$A$ cylindrical capacitor has two co-axial cylinders of length $15 \; cm$ and radii $1.5 \; cm$ and $1.4 \; cm$. The outer cylinder is earthed and the inner cylinder is given a charge of $3.5 \; \mu C$. Determine the capacitance of the system and the potential of the inner cylinder. Neglect end effects (i.e.,bending of field lines at the ends).

(N/A) Length of the co-axial cylinder,$l = 15 \; cm = 0.15 \; m$.
Radius of the outer cylinder,$r_1 = 1.5 \; cm = 0.015 \; m$.
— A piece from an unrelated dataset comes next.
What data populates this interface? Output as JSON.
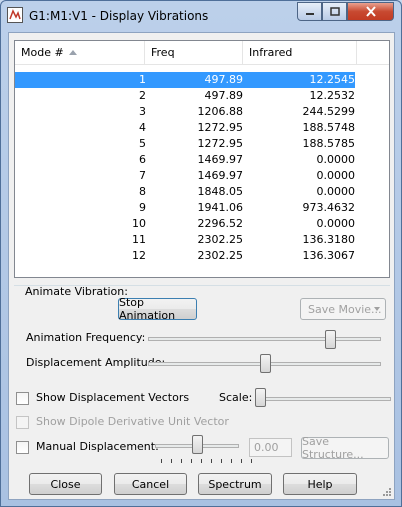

Radius of the inner cylinder,$r_2 = 1.4 \; cm = 0.014 \; m$.
Charge on the inner cylinder,$q = 3.5 \; \mu C = 3.5 \times 10^{-6} \; C$.
The capacitance $C$ of a cylindrical capacitor is given by $C = \frac{2 \pi \epsilon_0 l}{\ln(r_1/r_2)}$.
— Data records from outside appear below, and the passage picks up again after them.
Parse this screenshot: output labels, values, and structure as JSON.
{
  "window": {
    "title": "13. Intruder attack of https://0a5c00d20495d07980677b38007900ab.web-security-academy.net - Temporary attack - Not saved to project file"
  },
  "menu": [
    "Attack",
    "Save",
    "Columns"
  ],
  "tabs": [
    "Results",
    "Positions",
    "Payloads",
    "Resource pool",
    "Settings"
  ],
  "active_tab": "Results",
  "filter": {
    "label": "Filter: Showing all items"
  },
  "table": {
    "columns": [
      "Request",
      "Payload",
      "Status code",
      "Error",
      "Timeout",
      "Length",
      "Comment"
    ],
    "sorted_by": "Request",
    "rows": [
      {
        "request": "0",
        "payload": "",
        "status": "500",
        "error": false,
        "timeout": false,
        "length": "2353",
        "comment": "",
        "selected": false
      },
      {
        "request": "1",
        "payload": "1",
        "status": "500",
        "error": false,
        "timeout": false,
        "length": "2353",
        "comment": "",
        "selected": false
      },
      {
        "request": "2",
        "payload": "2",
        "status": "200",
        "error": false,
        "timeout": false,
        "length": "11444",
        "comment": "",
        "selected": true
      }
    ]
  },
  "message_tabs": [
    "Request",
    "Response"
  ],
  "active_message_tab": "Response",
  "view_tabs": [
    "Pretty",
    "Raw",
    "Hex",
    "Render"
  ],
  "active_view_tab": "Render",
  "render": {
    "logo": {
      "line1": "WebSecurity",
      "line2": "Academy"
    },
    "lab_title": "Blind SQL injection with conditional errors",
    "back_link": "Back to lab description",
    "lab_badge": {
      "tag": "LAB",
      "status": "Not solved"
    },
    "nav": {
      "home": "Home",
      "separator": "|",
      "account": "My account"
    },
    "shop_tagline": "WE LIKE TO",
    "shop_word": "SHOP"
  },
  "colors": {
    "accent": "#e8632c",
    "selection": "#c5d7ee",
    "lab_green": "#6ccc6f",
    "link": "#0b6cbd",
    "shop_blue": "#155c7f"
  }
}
Using $\epsilon_0 = 8.854 \times 10^{-12} \; F/m$:
$C = \frac{2 \times 3.14159 \times 8.854 \times 10^{-12} \times 0.15}{\ln(1.5/1.4)} \approx \frac{8.347 \times 10^{-12}}{0.06899} \approx 1.21 \times 10^{-10} \; F$.
The potential $V$ of the inner cylinder is $V = q/C$.
$V = \frac{3.5 \times 10^{-6}}{1.21 \times 10^{-10}} \approx 2.89 \times 10^4 \; V$.